Many falls will cause only minor injuries such as bruises and lacerations, but some can result in broken bones or even head injuries. The more serious injuries are likely to be sustained during the winter months when the weather is bad and conditions are slippery underfoot. Unsafe conditions inside the home such as a wet floor or loose carpets are also the cause of falls, as are worn slippers.
Older people can suffer from a variety of health conditions which make it more likely that they will have a fall at some point. Eyesight, hearing, and reflexes decline in old age and muscle weakness can be a factor in falling. Some medications can cause dizziness or drowsiness and certain health conditions such as heart disease, thyroid problems, low blood pressure and nerve conditions can make you lose your balance and fall.
The good news is that there are lots of things you can do to reduce the chances of falling and sustaining a serious injury warranting a hospital visit. These are a combination of personal precautions and home- proofing.
Regular exercise improves muscle tone and helps bone density thereby reducing the chances of falling by improving balance and posture. A daily exercise program of walking and gentle exercises that can be completed at home can boost fitness. Swimming is a great exercise for older people who may have mobility issues as it is non-weight bearing but will still provide a good cardiovascular workout. Tai Chi, Yoga or chair exercises are more gentle forms of exercise whilst golf, bowls, dancing, or tennis are pursuits suitable for fitter adults.

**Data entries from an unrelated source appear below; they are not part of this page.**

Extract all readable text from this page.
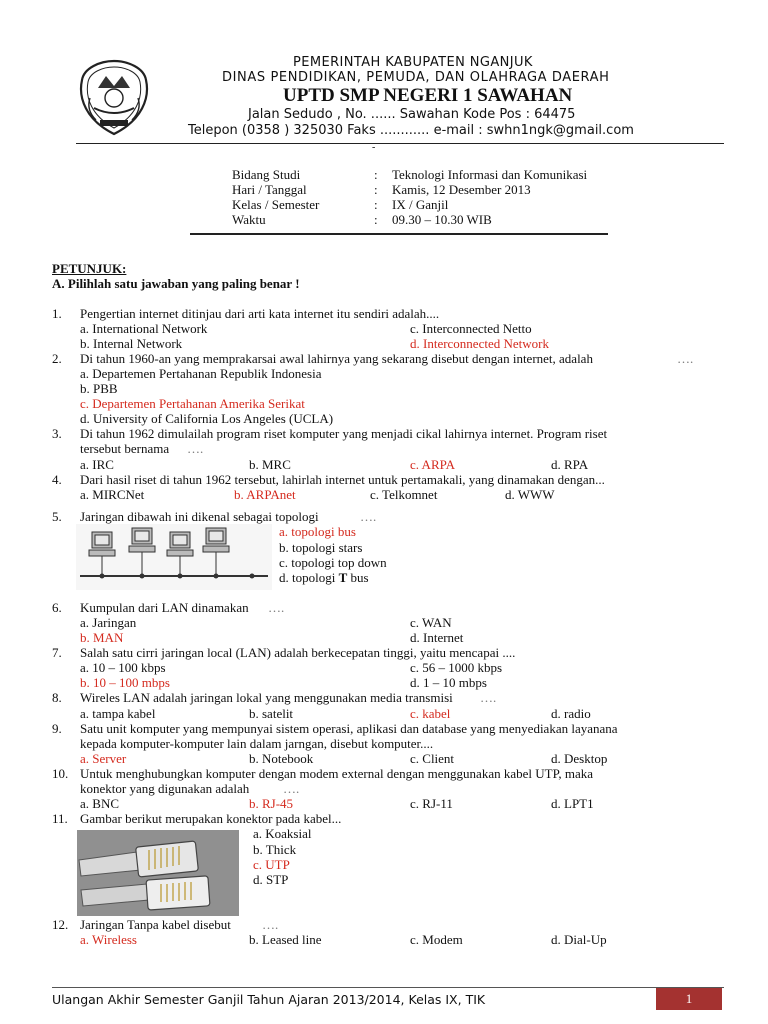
PEMERINTAH KABUPATEN NGANJUK
DINAS PENDIDIKAN, PEMUDA, DAN OLAHRAGA DAERAH
UPTD SMP NEGERI 1 SAWAHAN
Jalan Sedudo , No. ...... Sawahan Kode Pos : 64475
Telepon (0358 ) 325030 Faks ............ e-mail : swhn1ngk@gmail.com
-
Bidang Studi	: Teknologi Informasi dan Komunikasi
Hari / Tanggal	: Kamis, 12 Desember 2013
Kelas / Semester	: IX / Ganjil
Waktu	: 09.30 – 10.30 WIB
PETUNJUK:
A. Pilihlah satu jawaban yang paling benar !
1. Pengertian internet ditinjau dari arti kata internet itu sendiri adalah....
a. International Network
b. Internal Network
c. Interconnected Netto
d. Interconnected Network
2. Di tahun 1960-an yang memprakarsai awal lahirnya yang sekarang disebut dengan internet, adalah	….
a. Departemen Pertahanan Republik Indonesia
b. PBB
c. Departemen Pertahanan Amerika Serikat
d. University of California Los Angeles (UCLA)
3. Di tahun 1962 dimulailah program riset komputer yang menjadi cikal lahirnya internet. Program riset
tersebut bernama ….
a. IRC	b. MRC	c. ARPA	d. RPA
4. Dari hasil riset di tahun 1962 tersebut, lahirlah internet untuk pertamakali, yang dinamakan dengan...
a. MIRCNet	b. ARPAnet	c. Telkomnet	d. WWW
5. Jaringan dibawah ini dikenal sebagai topologi	….
a. topologi bus
b. topologi stars
c. topologi top down
d. topologi T bus
6. Kumpulan dari LAN dinamakan ….
a. Jaringan
b. MAN
c. WAN
d. Internet
7. Salah satu cirri jaringan local (LAN) adalah berkecepatan tinggi, yaitu mencapai ....
a. 10 – 100 kbps
b. 10 – 100 mbps
c. 56 – 1000 kbps
d. 1 – 10 mbps
8. Wireles LAN adalah jaringan lokal yang menggunakan media transmisi ….
a. tampa kabel	b. satelit	c. kabel	d. radio
9. Satu unit komputer yang mempunyai sistem operasi, aplikasi dan database yang menyediakan layanana
kepada komputer-komputer lain dalam jarngan, disebut komputer....
a. Server	b. Notebook	c. Client	d. Desktop
10. Untuk menghubungkan komputer dengan modem external dengan menggunakan kabel UTP, maka
konektor yang digunakan adalah	….
a. BNC	b. RJ-45	c. RJ-11	d. LPT1
11. Gambar berikut merupakan konektor pada kabel...
a. Koaksial
b. Thick
c. UTP
d. STP
12. Jaringan Tanpa kabel disebut ….
a. Wireless	b. Leased line	c. Modem	d. Dial-Up
Ulangan Akhir Semester Ganjil Tahun Ajaran 2013/2014, Kelas IX, TIK	1
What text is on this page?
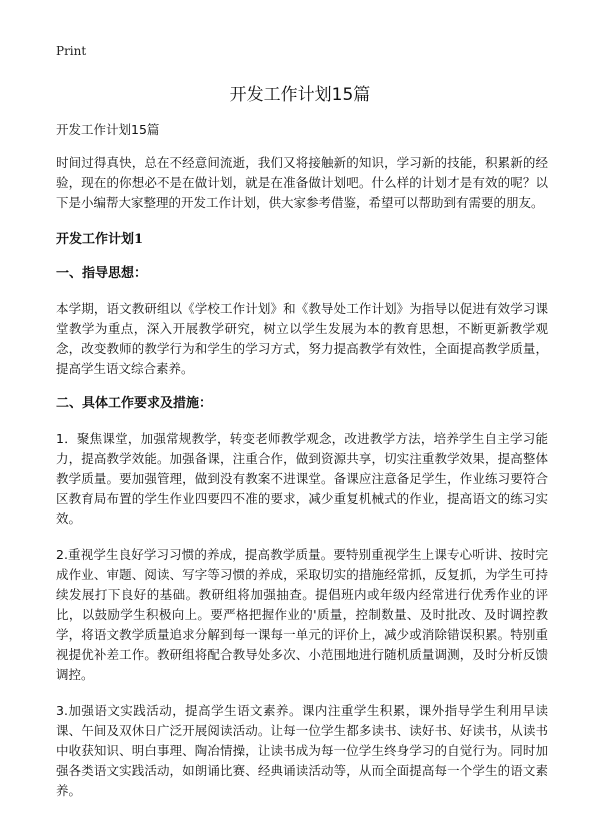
Print
开发工作计划15篇

开发工作计划15篇

时间过得真快，总在不经意间流逝，我们又将接触新的知识，学习新的技能，积累新的经验，现在的你想必不是在做计划，就是在准备做计划吧。什么样的计划才是有效的呢？以下是小编帮大家整理的开发工作计划，供大家参考借鉴，希望可以帮助到有需要的朋友。

开发工作计划1

一、指导思想：

本学期，语文教研组以《学校工作计划》和《教导处工作计划》为指导以促进有效学习课堂教学为重点，深入开展教学研究，树立以学生发展为本的教育思想，不断更新教学观念，改变教师的教学行为和学生的学习方式，努力提高教学有效性，全面提高教学质量，提高学生语文综合素养。

二、具体工作要求及措施：

1．聚焦课堂，加强常规教学，转变老师教学观念，改进教学方法，培养学生自主学习能力，提高教学效能。加强备课，注重合作，做到资源共享，切实注重教学效果，提高整体教学质量。要加强管理，做到没有教案不进课堂。备课应注意备足学生，作业练习要符合区教育局布置的学生作业四要四不准的要求，减少重复机械式的作业，提高语文的练习实效。

2.重视学生良好学习习惯的养成，提高教学质量。要特别重视学生上课专心听讲、按时完成作业、审题、阅读、写字等习惯的养成，采取切实的措施经常抓，反复抓，为学生可持续发展打下良好的基础。教研组将加强抽查。提倡班内或年级内经常进行优秀作业的评比，以鼓励学生积极向上。要严格把握作业的'质量，控制数量、及时批改、及时调控教学，将语文教学质量追求分解到每一课每一单元的评价上，减少或消除错误积累。特别重视提优补差工作。教研组将配合教导处多次、小范围地进行随机质量调测，及时分析反馈调控。

3.加强语文实践活动，提高学生语文素养。课内注重学生积累，课外指导学生利用早读课、午间及双休日广泛开展阅读活动。让每一位学生都多读书、读好书、好读书，从读书中收获知识、明白事理、陶冶情操，让读书成为每一位学生终身学习的自觉行为。同时加强各类语文实践活动，如朗诵比赛、经典诵读活动等，从而全面提高每一个学生的语文素养。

Just 30 minutes a day is enough to help keep up strength and fitness as well as helping manage illness better and achieve better sleep.
Dehydration is a common cause of falls in elderly people as it can lead to a person becoming confused and light- headed. You should aim to drink 6-8 glasses of fluid every day. This can include water, fruit juice or tea. It’s wise to restrict tea or coffee to a couple of cups a day to avoid the effects of caffeine overload.
Ideally, meals should be 3 times a day. If 3 big meals are overwhelming, it may be worth considering several smaller snacks spaced out regularly. This will help to keep energy levels up and avoid dizziness.
Eyesight and hearing deteriorate in most people as they age and this can contribute to a loss of balance, leading to a fall or trip. Ear infections especially can affect balance quite badly so regular checks with a GP will spot signs of impending problems which can be easily treated. If a hearing aid is needed, this can improve balance. Eyes should be checked at least once a year or more frequently if certain conditions such as glaucoma or diabetes are present. Remember that eyesight and hearing work together to prevent a fall.
Certain medications such as blood pressure tablets, antidepressants or antihistamines can cause dizziness as a side effect. If there is any concern about a medication having this effect, it’s important to speak to a GP who will be able to adjust or change the medication.
Badly fitting or worn footwear can be a major factor in trips and falls, so throw them away.
Finally, check the home for loose or worn rugs or carpets and trailing wires, and ensure the lighting is adequately bright.